Episode 6 — Scaling Reliability Microservices Web3 / 6.8 — Production Hardening
6.8.a — Rate Limiting
In one sentence: Rate limiting controls how many requests a client can make in a time window — it is the single most important defense against API abuse, runaway clients, and brute-force attacks in production.
Navigation: ← 6.8 Overview · 6.8.b — CORS and Secure Headers →
1. Why Rate Limiting Is Essential
Without rate limiting, a single bad actor (or a buggy client) can:
- Exhaust server resources — CPU, memory, database connections
- Drive up cloud costs — every request costs money (Lambda, API Gateway, DB reads)
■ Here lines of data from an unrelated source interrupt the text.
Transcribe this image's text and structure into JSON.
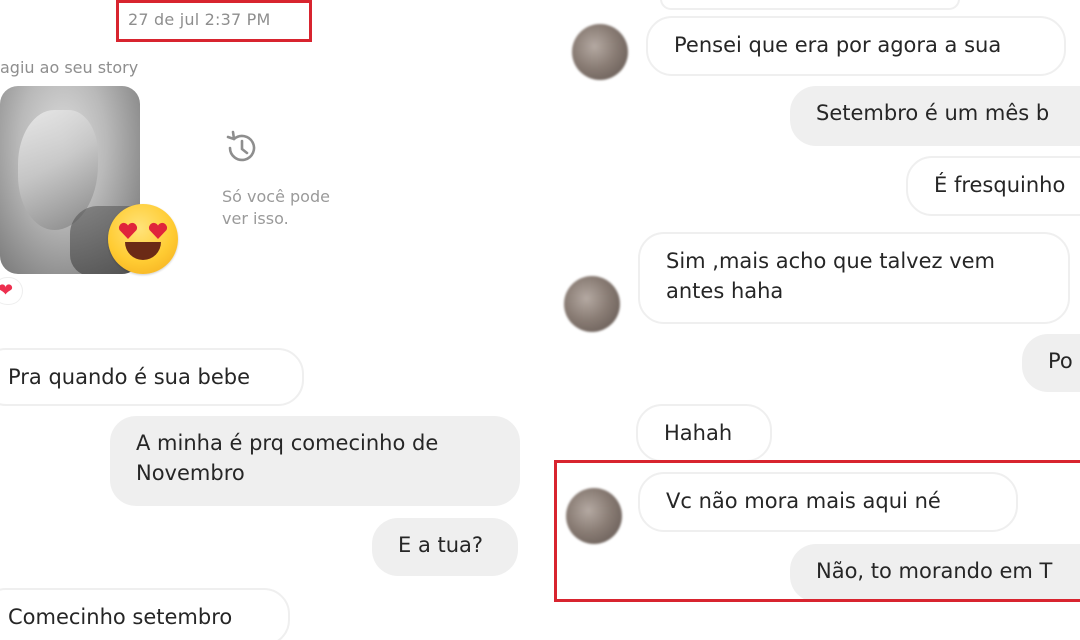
{
  "left": {
    "timestamp": "27 de jul 2:37 PM",
    "reacted_label": "agiu ao seu story",
    "private_note_line1": "Só você pode",
    "private_note_line2": "ver isso.",
    "heart": "❤",
    "messages": [
      {
        "text": "Pra quando é sua bebe"
      },
      {
        "line1": "A minha é prq comecinho de",
        "line2": "Novembro"
      },
      {
        "text": "E a tua?"
      },
      {
        "text": "Comecinho setembro"
      }
    ]
  },
  "right": {
    "messages": [
      {
        "text": "Pensei que era por agora a sua"
      },
      {
        "text": "Setembro é um mês b"
      },
      {
        "text": "É fresquinho"
      },
      {
        "line1": "Sim ,mais acho que talvez vem",
        "line2": "antes haha"
      },
      {
        "text": "Po"
      },
      {
        "text": "Hahah"
      },
      {
        "text": "Vc não mora mais aqui né"
      },
      {
        "text": "Não, to morando em T"
      }
    ]
  },
  "colors": {
    "highlight": "#d8242f",
    "incoming_bubble": "#ffffff",
    "outgoing_bubble": "#efefef",
    "heart": "#ed2f4f"
  },
  "icons": [
    "history-icon",
    "heart-icon",
    "heart-eyes-emoji"
  ]
}
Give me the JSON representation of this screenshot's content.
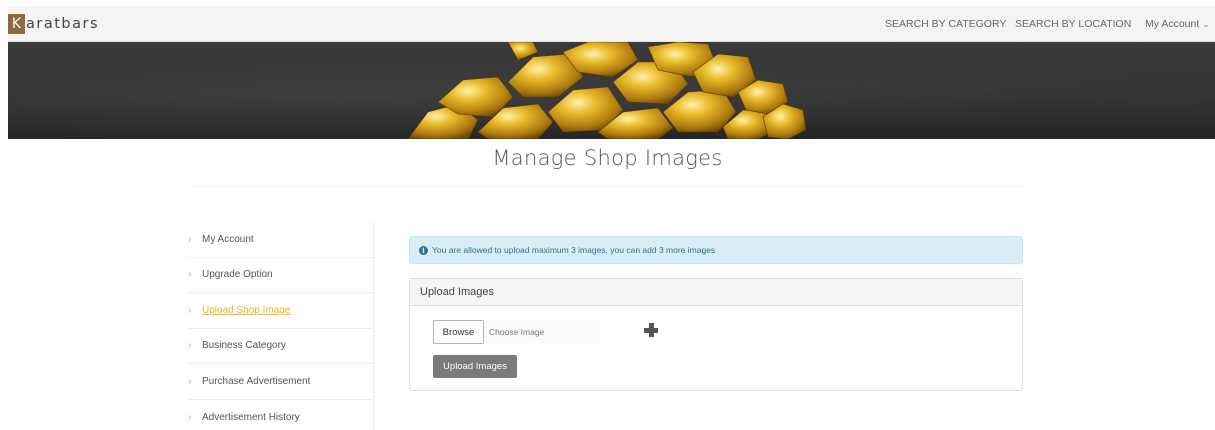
{
  "brand": {
    "first_letter": "K",
    "rest": "aratbars"
  },
  "nav": {
    "search_category": "SEARCH BY CATEGORY",
    "search_location": "SEARCH BY LOCATION",
    "my_account": "My Account"
  },
  "page": {
    "title": "Manage Shop Images"
  },
  "sidebar": {
    "items": [
      {
        "label": "My Account"
      },
      {
        "label": "Upgrade Option"
      },
      {
        "label": "Upload Shop Image"
      },
      {
        "label": "Business Category"
      },
      {
        "label": "Purchase Advertisement"
      },
      {
        "label": "Advertisement History"
      }
    ],
    "active_index": 2
  },
  "alert": {
    "message": "You are allowed to upload maximum 3 images, you can add 3 more images"
  },
  "upload_panel": {
    "heading": "Upload Images",
    "browse_label": "Browse",
    "file_placeholder": "Choose Image",
    "upload_button": "Upload Images"
  },
  "icons": {
    "sidebar_item": "chevron-right-icon",
    "alert": "info-circle-icon",
    "add_file": "plus-icon",
    "account_caret": "chevron-down-icon"
  },
  "colors": {
    "brand_accent": "#8a6a3f",
    "active_link": "#f0b31a",
    "alert_bg": "#d9edf7",
    "alert_text": "#31708f",
    "upload_button_bg": "#7a7a7a"
  }
}
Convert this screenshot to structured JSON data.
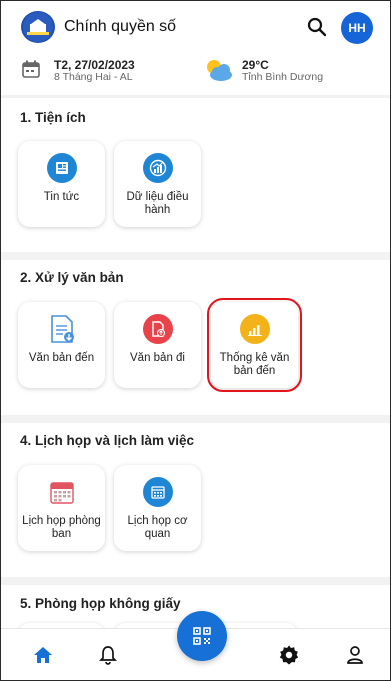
{
  "header": {
    "title": "Chính quyền số",
    "avatar_initials": "HH",
    "date_main": "T2, 27/02/2023",
    "date_sub": "8 Tháng Hai - AL",
    "temperature": "29°C",
    "location": "Tỉnh Bình Dương"
  },
  "sections": [
    {
      "title": "1. Tiện ích",
      "cards": [
        {
          "label": "Tin tức",
          "icon": "news-icon"
        },
        {
          "label": "Dữ liệu điều hành",
          "icon": "analytics-icon"
        }
      ]
    },
    {
      "title": "2. Xử lý văn bản",
      "cards": [
        {
          "label": "Văn bản đến",
          "icon": "incoming-document-icon"
        },
        {
          "label": "Văn bản đi",
          "icon": "outgoing-document-icon"
        },
        {
          "label": "Thống kê văn bản đến",
          "icon": "statistics-icon"
        }
      ]
    },
    {
      "title": "4. Lịch họp và lịch làm việc",
      "cards": [
        {
          "label": "Lịch họp phòng ban",
          "icon": "calendar-icon"
        },
        {
          "label": "Lịch họp cơ quan",
          "icon": "calendar-grid-icon"
        }
      ]
    },
    {
      "title": "5. Phòng họp không giấy",
      "cards": []
    }
  ],
  "colors": {
    "accent": "#1670d6",
    "highlight": "#e3141c",
    "news": "#1f86d6",
    "outgoing": "#e8434a",
    "stats": "#f3b21a"
  },
  "bottom_nav": [
    "home-icon",
    "bell-icon",
    "qr-icon",
    "gear-icon",
    "user-icon"
  ]
}
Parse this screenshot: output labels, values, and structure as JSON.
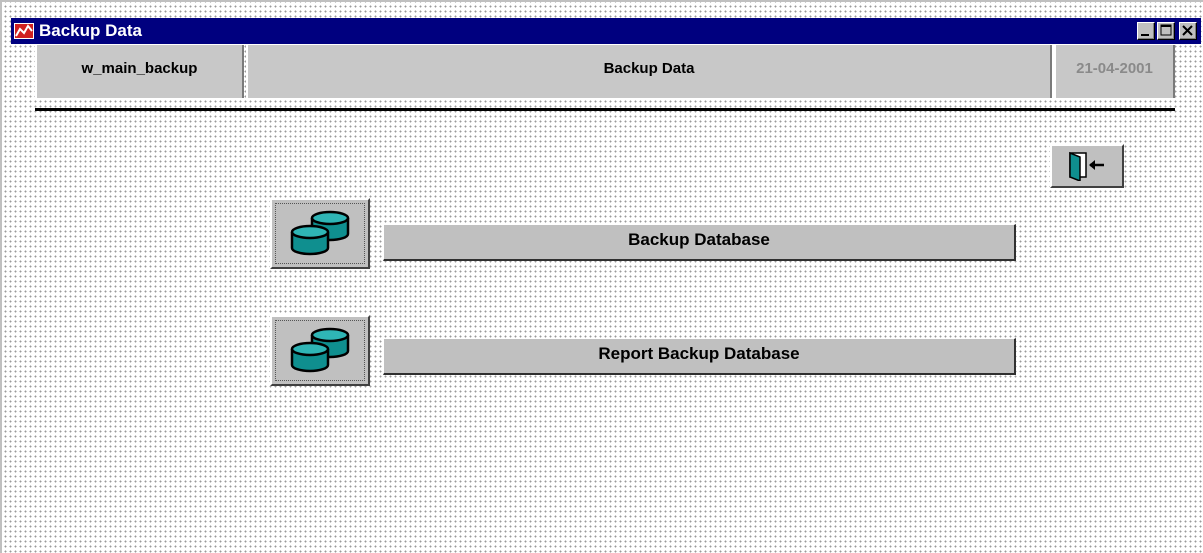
{
  "window": {
    "title": "Backup Data",
    "icon": "app-chart-icon",
    "controls": [
      "minimize-icon",
      "maximize-icon",
      "close-icon"
    ]
  },
  "header": {
    "window_name": "w_main_backup",
    "heading": "Backup Data",
    "date": "21-04-2001"
  },
  "exit_button": {
    "icon": "exit-door-icon"
  },
  "actions": [
    {
      "label": "Backup Database",
      "icon": "database-icon"
    },
    {
      "label": "Report Backup Database",
      "icon": "database-icon"
    }
  ],
  "colors": {
    "titlebar": "#00007f",
    "face": "#c0c0c0",
    "db_icon": "#0f8f8f"
  }
}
- Brute-force authentication — try millions of username/password combos
- Scrape your data — download your entire database through the API
- Degrade service for everyone — one client starving others of capacity
Rate limiting is not optional. Every production API must have it.
WITHOUT rate limiting: WITH rate limiting:
Attacker → 10,000 req/s Attacker → 10,000 req/s
│ │
▼ ▼
┌──────────┐ ┌──────────────┐
│ Server │ ← overwhelmed │ Rate Limiter │
│ (DOWN) │ │ 429 Too Many │───→ 9,900 rejected
└──────────┘ └──────┬───────┘
│ 100 allowed
▼
┌──────────┐
│ Server │ ← healthy
│ (UP) │
└──────────┘
2. Rate Limiting Algorithms
2.1 Fixed Window
The simplest algorithm. Divide time into fixed windows (e.g., 1-minute blocks) and count requests per window.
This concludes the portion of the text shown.